Pair Corralation between Abbott Laboratories and Stryker

Assuming the 90 days trading horizon Abbott Laboratories is expected to generate 1.37 times less return on investment than Stryker. But when comparing it to its historical volatility, Abbott Laboratories is 1.18 times less risky than Stryker. It trades about 0.14 of its potential returns per unit of risk. Stryker is currently generating about 0.16 of returns per unit of risk over similar time horizon. If you would invest  32,290  in Stryker on August 29, 2024 and sell it today you would earn a total of  4,830  from holding Stryker or generate 14.96% return on investment over 90 days.
Time Period3 Months [change]
DirectionMoves Together 
StrengthStrong
Accuracy100.0%
ValuesDaily Returns

Abbott Laboratories  vs.  Stryker

 Performance 
       Timeline  
Abbott Laboratories 

Risk-Adjusted Performance

10 of 100

 
Weak
 
Strong
OK
Compared to the overall equity markets, risk-adjusted returns on investments in Abbott Laboratories are ranked lower than 10 (%) of all global equities and portfolios over the last 90 days. In spite of comparatively fragile essential indicators, Abbott Laboratories may actually be approaching a critical reversion point that can send shares even higher in December 2024.
Stryker 

Risk-Adjusted Performance

12 of 100

 
Weak
 
Strong
Good
Compared to the overall equity markets, risk-adjusted returns on investments in Stryker are ranked lower than 12 (%) of all global equities and portfolios over the last 90 days. Despite nearly fragile basic indicators, Stryker reported solid returns over the last few months and may actually be approaching a breakup point.

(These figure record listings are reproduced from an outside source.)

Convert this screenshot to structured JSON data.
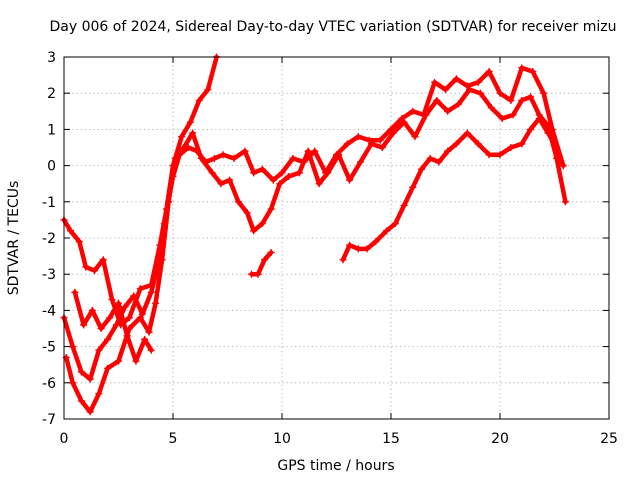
{
  "chart_data": {
    "type": "scatter",
    "title": "Day 006 of 2024, Sidereal Day-to-day VTEC variation (SDTVAR) for receiver mizu",
    "xlabel": "GPS time / hours",
    "ylabel": "SDTVAR / TECUs",
    "xlim": [
      0,
      25
    ],
    "ylim": [
      -7,
      3
    ],
    "xticks": [
      0,
      5,
      10,
      15,
      20,
      25
    ],
    "yticks": [
      -7,
      -6,
      -5,
      -4,
      -3,
      -2,
      -1,
      0,
      1,
      2,
      3
    ],
    "grid": true,
    "marker_color": "#ff0000",
    "marker": "plus",
    "series": [
      {
        "points": [
          [
            0.0,
            -1.5
          ],
          [
            0.3,
            -1.8
          ],
          [
            0.7,
            -2.1
          ],
          [
            1.0,
            -2.8
          ],
          [
            1.4,
            -2.9
          ],
          [
            1.8,
            -2.6
          ],
          [
            2.2,
            -3.7
          ],
          [
            2.6,
            -4.4
          ],
          [
            3.0,
            -4.2
          ],
          [
            3.5,
            -3.4
          ],
          [
            4.0,
            -3.3
          ],
          [
            4.4,
            -2.2
          ],
          [
            4.7,
            -1.2
          ],
          [
            5.0,
            0.0
          ],
          [
            5.4,
            0.8
          ],
          [
            5.8,
            1.2
          ],
          [
            6.2,
            1.8
          ],
          [
            6.6,
            2.1
          ],
          [
            7.0,
            3.0
          ]
        ]
      },
      {
        "points": [
          [
            0.0,
            -4.2
          ],
          [
            0.4,
            -5.0
          ],
          [
            0.8,
            -5.7
          ],
          [
            1.2,
            -5.9
          ],
          [
            1.6,
            -5.1
          ],
          [
            2.0,
            -4.8
          ],
          [
            2.4,
            -4.4
          ],
          [
            2.8,
            -3.9
          ],
          [
            3.2,
            -3.6
          ],
          [
            3.6,
            -4.1
          ],
          [
            4.0,
            -3.5
          ],
          [
            4.3,
            -2.8
          ],
          [
            4.6,
            -1.6
          ],
          [
            5.0,
            -0.3
          ],
          [
            5.3,
            0.3
          ],
          [
            5.7,
            0.5
          ],
          [
            6.1,
            0.4
          ],
          [
            6.5,
            0.1
          ],
          [
            6.9,
            0.2
          ],
          [
            7.3,
            0.3
          ],
          [
            7.8,
            0.2
          ],
          [
            8.3,
            0.4
          ],
          [
            8.7,
            -0.2
          ],
          [
            9.1,
            -0.1
          ],
          [
            9.6,
            -0.4
          ],
          [
            10.0,
            -0.2
          ],
          [
            10.5,
            0.2
          ],
          [
            11.0,
            0.1
          ],
          [
            11.5,
            0.4
          ],
          [
            12.0,
            -0.2
          ],
          [
            12.5,
            0.3
          ],
          [
            13.0,
            0.6
          ],
          [
            13.5,
            0.8
          ],
          [
            14.0,
            0.7
          ],
          [
            14.5,
            0.7
          ],
          [
            15.0,
            1.0
          ],
          [
            15.5,
            1.3
          ],
          [
            16.0,
            1.5
          ],
          [
            16.5,
            1.4
          ],
          [
            17.0,
            2.3
          ],
          [
            17.5,
            2.1
          ],
          [
            18.0,
            2.4
          ],
          [
            18.5,
            2.2
          ],
          [
            19.0,
            2.3
          ],
          [
            19.5,
            2.6
          ],
          [
            20.0,
            2.0
          ],
          [
            20.5,
            1.8
          ],
          [
            21.0,
            2.7
          ],
          [
            21.5,
            2.6
          ],
          [
            22.0,
            2.0
          ],
          [
            22.4,
            1.0
          ],
          [
            22.9,
            0.0
          ]
        ]
      },
      {
        "points": [
          [
            0.1,
            -5.3
          ],
          [
            0.4,
            -6.0
          ],
          [
            0.8,
            -6.5
          ],
          [
            1.2,
            -6.8
          ],
          [
            1.6,
            -6.3
          ],
          [
            2.0,
            -5.6
          ],
          [
            2.5,
            -5.4
          ],
          [
            3.0,
            -4.5
          ],
          [
            3.5,
            -4.2
          ],
          [
            3.9,
            -4.6
          ],
          [
            4.2,
            -3.8
          ],
          [
            4.5,
            -2.6
          ],
          [
            4.8,
            -1.0
          ],
          [
            5.1,
            0.2
          ],
          [
            5.5,
            0.5
          ],
          [
            5.9,
            0.9
          ],
          [
            6.3,
            0.2
          ],
          [
            6.8,
            -0.2
          ],
          [
            7.2,
            -0.5
          ],
          [
            7.6,
            -0.4
          ],
          [
            8.0,
            -1.0
          ],
          [
            8.4,
            -1.3
          ],
          [
            8.7,
            -1.8
          ],
          [
            9.1,
            -1.6
          ],
          [
            9.5,
            -1.2
          ],
          [
            9.9,
            -0.5
          ],
          [
            10.3,
            -0.3
          ],
          [
            10.8,
            -0.2
          ],
          [
            11.2,
            0.4
          ],
          [
            11.7,
            -0.5
          ],
          [
            12.1,
            -0.2
          ],
          [
            12.6,
            0.3
          ],
          [
            13.1,
            -0.4
          ],
          [
            13.6,
            0.1
          ],
          [
            14.1,
            0.6
          ],
          [
            14.6,
            0.5
          ],
          [
            15.1,
            0.9
          ],
          [
            15.6,
            1.2
          ],
          [
            16.1,
            0.8
          ],
          [
            16.6,
            1.4
          ],
          [
            17.1,
            1.8
          ],
          [
            17.6,
            1.5
          ],
          [
            18.1,
            1.7
          ],
          [
            18.6,
            2.1
          ],
          [
            19.1,
            2.0
          ],
          [
            19.6,
            1.6
          ],
          [
            20.1,
            1.3
          ],
          [
            20.6,
            1.4
          ],
          [
            21.0,
            1.8
          ],
          [
            21.4,
            1.9
          ],
          [
            21.8,
            1.4
          ],
          [
            22.2,
            1.1
          ],
          [
            22.6,
            0.2
          ],
          [
            23.0,
            -1.0
          ]
        ]
      },
      {
        "points": [
          [
            0.5,
            -3.5
          ],
          [
            0.9,
            -4.4
          ],
          [
            1.3,
            -4.0
          ],
          [
            1.7,
            -4.5
          ],
          [
            2.1,
            -4.2
          ],
          [
            2.5,
            -3.8
          ],
          [
            2.9,
            -4.7
          ],
          [
            3.3,
            -5.4
          ],
          [
            3.7,
            -4.8
          ],
          [
            4.0,
            -5.1
          ]
        ]
      },
      {
        "points": [
          [
            8.6,
            -3.0
          ],
          [
            8.9,
            -3.0
          ],
          [
            9.2,
            -2.6
          ],
          [
            9.5,
            -2.4
          ]
        ]
      },
      {
        "points": [
          [
            12.8,
            -2.6
          ],
          [
            13.1,
            -2.2
          ],
          [
            13.5,
            -2.3
          ],
          [
            13.9,
            -2.3
          ],
          [
            14.3,
            -2.1
          ],
          [
            14.8,
            -1.8
          ],
          [
            15.2,
            -1.6
          ],
          [
            15.6,
            -1.1
          ],
          [
            16.0,
            -0.6
          ],
          [
            16.4,
            -0.1
          ],
          [
            16.8,
            0.2
          ],
          [
            17.2,
            0.1
          ],
          [
            17.6,
            0.4
          ],
          [
            18.0,
            0.6
          ],
          [
            18.5,
            0.9
          ],
          [
            19.0,
            0.6
          ],
          [
            19.5,
            0.3
          ],
          [
            20.0,
            0.3
          ],
          [
            20.5,
            0.5
          ],
          [
            21.0,
            0.6
          ],
          [
            21.4,
            1.0
          ],
          [
            21.8,
            1.3
          ],
          [
            22.2,
            0.9
          ],
          [
            22.6,
            0.5
          ],
          [
            22.9,
            0.0
          ]
        ]
      }
    ]
  }
}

Abbott Laboratories and Stryker Volatility Contrast

   Predicted Return Density   
       Returns  

Pair Trading with Abbott Laboratories and Stryker

The main advantage of trading using opposite Abbott Laboratories and Stryker positions is that it hedges away some unsystematic risk. Because of two separate transactions, even if Abbott Laboratories position performs unexpectedly, Stryker can make up some of the losses. Pair trading also minimizes risk from directional movements in the market. For example, if an entire industry or sector drops because of unexpected headlines, the short position in Stryker will offset losses from the drop in Stryker's long position.
The idea behind Abbott Laboratories and Stryker pairs trading is to make the combined position market-neutral, meaning the overall market's direction will not affect its win or loss (or potential downside or upside). This can be achieved by designing a pairs trade with two highly correlated stocks or equities that operate in a similar space or sector, making it possible to obtain profits through simple and relatively low-risk investment.
Check out your portfolio center.
Note that this page's information should be used as a complementary analysis to find the right mix of equity instruments to add to your existing portfolios or create a brand new portfolio. You can also try the USA ETFs module to find actively traded Exchange Traded Funds (ETF) in USA.